Constructors experiment

I've created an experiment. I've created empty LibraryService that should be injected and Book domain class like this:

class Book {
def libraryService

String author
String title
int pageCount

Book() {
println("Finished constructor Book()")
}

Book(String author) {
this()
this.@author = author
println("Finished constructor Book(String author)")
}

Book(String author, String title) {
super()
this.@author = author
this.@title = title
println("Finished constructor Book(String author, String title)")
}

Book(String author, String title, int pageCount) {
this.@author = author
this.@title = title
this.@pageCount = pageCount
println("Finished constructor Book(String author, String title, int pageCount)")
}

void logInjectedService() {
println(" Service libraryService is injected? -> $libraryService")
}
}
class LibraryService {
def serviceMethod() {
}
}

Book has 4 explicit constructors.
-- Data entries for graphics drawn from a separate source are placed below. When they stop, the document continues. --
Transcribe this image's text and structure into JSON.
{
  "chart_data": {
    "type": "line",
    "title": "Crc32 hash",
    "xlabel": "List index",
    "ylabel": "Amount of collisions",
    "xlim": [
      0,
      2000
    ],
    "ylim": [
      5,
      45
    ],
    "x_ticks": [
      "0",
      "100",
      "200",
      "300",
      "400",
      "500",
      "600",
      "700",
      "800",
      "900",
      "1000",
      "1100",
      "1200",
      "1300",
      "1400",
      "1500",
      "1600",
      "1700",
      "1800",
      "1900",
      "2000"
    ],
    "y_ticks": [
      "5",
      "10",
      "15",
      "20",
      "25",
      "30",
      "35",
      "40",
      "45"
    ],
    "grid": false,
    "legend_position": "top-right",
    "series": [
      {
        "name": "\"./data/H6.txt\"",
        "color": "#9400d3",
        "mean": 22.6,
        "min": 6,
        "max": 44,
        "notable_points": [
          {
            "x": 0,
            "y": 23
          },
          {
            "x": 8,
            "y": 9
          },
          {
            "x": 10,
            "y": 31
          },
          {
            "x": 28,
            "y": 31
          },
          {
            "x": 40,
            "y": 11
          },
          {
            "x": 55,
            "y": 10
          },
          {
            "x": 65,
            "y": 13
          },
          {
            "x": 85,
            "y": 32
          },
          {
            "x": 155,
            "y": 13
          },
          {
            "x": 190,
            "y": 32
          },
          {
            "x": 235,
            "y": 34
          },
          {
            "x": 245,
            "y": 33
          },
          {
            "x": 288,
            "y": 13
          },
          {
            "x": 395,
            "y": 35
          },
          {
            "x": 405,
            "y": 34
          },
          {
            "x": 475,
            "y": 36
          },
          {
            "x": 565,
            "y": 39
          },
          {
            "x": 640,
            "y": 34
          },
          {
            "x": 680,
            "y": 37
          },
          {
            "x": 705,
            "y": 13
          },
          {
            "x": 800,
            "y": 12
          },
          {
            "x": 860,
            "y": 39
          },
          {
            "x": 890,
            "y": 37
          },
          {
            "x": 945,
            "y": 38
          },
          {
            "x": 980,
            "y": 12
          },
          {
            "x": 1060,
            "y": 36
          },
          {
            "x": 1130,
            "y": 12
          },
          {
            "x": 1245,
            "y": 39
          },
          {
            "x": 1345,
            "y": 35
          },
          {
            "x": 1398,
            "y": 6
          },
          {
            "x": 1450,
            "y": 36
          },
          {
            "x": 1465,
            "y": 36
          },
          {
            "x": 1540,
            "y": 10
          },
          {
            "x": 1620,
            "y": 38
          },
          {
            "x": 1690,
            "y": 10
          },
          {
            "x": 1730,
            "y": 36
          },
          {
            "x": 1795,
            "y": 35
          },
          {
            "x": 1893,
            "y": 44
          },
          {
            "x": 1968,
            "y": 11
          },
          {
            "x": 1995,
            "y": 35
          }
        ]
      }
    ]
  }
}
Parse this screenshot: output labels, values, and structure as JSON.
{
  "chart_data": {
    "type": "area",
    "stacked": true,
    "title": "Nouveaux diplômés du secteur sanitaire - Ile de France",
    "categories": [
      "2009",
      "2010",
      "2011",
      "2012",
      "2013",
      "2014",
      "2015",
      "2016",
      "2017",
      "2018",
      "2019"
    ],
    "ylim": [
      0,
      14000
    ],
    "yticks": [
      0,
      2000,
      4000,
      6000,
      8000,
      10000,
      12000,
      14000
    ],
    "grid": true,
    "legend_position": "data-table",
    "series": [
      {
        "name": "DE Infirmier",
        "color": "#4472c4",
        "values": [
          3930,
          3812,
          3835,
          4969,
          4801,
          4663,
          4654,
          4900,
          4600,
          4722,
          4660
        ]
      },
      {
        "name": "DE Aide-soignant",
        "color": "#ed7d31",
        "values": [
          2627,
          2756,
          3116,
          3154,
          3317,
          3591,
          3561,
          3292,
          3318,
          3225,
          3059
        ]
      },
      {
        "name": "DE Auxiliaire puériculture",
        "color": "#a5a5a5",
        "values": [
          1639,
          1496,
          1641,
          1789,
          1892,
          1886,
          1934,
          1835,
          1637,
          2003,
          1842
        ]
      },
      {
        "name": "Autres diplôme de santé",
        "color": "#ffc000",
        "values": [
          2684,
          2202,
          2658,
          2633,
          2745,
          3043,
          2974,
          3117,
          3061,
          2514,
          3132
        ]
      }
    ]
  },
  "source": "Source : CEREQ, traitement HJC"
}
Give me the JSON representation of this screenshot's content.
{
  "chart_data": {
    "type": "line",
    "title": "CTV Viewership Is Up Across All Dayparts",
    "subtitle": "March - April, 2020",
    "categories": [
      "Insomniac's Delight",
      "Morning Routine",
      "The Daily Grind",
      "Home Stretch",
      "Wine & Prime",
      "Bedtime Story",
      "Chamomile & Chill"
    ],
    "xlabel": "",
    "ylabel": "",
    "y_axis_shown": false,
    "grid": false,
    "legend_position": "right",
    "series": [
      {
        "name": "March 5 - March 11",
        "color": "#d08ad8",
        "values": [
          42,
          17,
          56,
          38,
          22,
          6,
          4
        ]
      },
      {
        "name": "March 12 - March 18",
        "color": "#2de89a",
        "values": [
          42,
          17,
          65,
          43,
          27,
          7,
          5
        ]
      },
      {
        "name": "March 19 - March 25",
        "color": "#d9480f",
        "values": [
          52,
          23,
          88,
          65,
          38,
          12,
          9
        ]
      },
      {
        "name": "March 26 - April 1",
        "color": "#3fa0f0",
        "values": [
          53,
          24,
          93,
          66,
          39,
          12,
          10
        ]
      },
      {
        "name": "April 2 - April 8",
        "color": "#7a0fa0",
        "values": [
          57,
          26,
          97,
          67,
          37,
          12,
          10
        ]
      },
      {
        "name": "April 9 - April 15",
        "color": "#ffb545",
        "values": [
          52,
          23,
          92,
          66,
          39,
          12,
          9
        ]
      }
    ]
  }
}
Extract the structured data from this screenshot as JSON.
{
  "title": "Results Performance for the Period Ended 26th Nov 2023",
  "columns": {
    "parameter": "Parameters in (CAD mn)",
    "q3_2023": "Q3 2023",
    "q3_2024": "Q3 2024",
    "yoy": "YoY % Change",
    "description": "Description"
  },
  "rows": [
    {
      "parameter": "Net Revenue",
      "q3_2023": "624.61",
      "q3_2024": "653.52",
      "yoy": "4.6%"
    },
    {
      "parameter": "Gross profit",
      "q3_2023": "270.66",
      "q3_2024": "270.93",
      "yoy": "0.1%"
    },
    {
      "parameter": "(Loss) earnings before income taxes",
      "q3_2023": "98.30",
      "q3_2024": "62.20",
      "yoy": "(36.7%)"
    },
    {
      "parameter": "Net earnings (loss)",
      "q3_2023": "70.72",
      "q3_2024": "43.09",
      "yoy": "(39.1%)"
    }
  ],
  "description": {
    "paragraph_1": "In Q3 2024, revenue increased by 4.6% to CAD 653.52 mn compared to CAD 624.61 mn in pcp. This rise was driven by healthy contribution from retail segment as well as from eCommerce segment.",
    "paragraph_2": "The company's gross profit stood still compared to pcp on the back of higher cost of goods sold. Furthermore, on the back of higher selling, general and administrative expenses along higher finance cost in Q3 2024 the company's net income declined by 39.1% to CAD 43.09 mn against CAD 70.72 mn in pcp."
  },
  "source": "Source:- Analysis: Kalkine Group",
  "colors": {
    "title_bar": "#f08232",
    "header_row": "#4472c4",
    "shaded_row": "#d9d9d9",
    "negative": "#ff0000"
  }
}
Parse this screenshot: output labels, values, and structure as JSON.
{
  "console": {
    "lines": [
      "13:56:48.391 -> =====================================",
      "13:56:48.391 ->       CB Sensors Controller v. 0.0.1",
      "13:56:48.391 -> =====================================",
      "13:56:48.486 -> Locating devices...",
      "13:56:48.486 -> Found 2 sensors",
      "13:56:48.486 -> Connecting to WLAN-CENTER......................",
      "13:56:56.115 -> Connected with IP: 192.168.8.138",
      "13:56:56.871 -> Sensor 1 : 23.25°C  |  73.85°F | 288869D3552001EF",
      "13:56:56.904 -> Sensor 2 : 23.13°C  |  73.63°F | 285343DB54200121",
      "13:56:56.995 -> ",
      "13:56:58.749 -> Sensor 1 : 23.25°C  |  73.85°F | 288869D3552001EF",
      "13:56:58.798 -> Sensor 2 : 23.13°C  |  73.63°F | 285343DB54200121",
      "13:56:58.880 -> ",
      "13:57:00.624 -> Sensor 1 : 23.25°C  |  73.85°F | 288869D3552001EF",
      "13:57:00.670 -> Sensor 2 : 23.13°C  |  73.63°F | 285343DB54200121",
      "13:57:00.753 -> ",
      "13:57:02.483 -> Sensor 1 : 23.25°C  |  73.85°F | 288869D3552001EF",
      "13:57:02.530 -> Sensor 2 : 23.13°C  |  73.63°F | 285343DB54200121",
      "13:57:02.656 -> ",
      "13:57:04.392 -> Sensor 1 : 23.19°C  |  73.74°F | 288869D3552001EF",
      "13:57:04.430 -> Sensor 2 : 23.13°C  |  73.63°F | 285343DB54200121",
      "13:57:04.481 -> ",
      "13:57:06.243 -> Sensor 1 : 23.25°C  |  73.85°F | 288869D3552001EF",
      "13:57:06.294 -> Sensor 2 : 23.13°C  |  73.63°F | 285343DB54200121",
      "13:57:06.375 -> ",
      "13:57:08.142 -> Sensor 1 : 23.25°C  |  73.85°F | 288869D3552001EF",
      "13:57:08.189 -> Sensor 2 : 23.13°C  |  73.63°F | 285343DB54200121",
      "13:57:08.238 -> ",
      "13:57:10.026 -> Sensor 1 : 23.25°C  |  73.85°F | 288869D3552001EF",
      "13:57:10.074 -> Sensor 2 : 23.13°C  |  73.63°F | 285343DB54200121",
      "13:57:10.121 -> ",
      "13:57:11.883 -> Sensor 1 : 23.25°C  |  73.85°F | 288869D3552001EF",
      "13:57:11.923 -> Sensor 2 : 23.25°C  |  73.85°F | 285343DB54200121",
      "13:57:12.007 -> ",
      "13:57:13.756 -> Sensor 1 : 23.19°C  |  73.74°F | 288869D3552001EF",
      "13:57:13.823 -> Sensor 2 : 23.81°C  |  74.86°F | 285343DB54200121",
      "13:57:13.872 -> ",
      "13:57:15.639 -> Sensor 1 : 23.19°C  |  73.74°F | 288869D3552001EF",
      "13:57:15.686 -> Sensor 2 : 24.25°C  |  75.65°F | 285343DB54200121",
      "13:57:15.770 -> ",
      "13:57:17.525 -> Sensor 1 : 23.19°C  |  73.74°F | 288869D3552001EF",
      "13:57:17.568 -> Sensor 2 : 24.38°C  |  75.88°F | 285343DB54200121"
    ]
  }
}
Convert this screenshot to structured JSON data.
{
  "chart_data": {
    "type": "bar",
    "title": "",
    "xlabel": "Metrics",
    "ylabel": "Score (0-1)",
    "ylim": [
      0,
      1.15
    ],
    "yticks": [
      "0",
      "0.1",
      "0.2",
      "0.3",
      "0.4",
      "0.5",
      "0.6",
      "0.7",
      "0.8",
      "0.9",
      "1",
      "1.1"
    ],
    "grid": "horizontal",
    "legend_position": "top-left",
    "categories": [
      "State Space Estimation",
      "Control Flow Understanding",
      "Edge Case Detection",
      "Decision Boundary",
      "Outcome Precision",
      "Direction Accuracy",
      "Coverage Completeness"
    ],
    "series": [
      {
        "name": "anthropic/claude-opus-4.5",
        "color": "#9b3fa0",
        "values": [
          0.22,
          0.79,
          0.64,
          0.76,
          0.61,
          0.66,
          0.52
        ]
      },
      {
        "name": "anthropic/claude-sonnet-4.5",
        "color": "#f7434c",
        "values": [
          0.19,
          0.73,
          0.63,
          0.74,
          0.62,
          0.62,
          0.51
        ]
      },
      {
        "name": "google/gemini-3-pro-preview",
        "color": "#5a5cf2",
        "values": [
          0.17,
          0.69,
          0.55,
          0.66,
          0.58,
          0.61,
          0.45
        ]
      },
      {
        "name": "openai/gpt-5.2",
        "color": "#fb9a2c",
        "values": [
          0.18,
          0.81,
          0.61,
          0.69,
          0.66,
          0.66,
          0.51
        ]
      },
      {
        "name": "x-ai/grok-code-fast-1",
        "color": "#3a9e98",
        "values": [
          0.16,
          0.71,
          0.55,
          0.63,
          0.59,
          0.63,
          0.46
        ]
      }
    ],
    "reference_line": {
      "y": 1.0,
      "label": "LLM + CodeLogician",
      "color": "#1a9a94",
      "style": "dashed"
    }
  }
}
I want to check which constructor is injecting dependecies. This is my method that constructs Book objects and I called it in controller:

class BookController {
def index() {
constructAndExamineBooks()
}

static constructAndExamineBooks() {
println("Started constructAndExamineBooks")
Book book1 = new Book().logInjectedService()
Book book2 = new Book("foo").logInjectedService()
Book book3 = new Book("foo", 'bar').logInjectedService()
Book book4 = new Book("foo", 'bar', 100).logInjectedService()
Book book5 = new Book(author: "foo", title: 'bar')
println("Finished constructor Book(Map params)")
book5.logInjectedService()
}
}

Analysis

Output looks like this:

Started constructAndExamineBooks
Finished constructor Book()
Service libraryService is injected? -> eu.spoonman.refaktor.LibraryService@2affcce2
Finished constructor Book()
Finished constructor Book(String author)
Service libraryService is injected? -> eu.spoonman.refaktor.LibraryService@2affcce2
Finished constructor Book(String author, String title)
Service libraryService is injected? -> null
Finished constructor Book(String author, String title, int pageCount)
Service libraryService is injected? -> null
Finished constructor Book()
Finished constructor Book(Map params)
Service libraryService is injected? -> eu.spoonman.refaktor.LibraryService@2affcce2

What do we see?

  1. Empty constructor injects dependencies.
  2. Constructor that invokes empty constructor explicitly injects dependencies.
  3. Constructor that invokes parent's constructor explicitly does not inject dependencies.
  4. Constructor without any explicit call declared does not call empty constructor thus it does not inject dependencies.
  5. Constructor provied by Grails with a map as a parameter invokes empty constructor and injects dependencies.

Conclusion

Always explicitily invoke empty constructor in your Grail domain classes to ensure Dependency Injection! I didn't know until today either!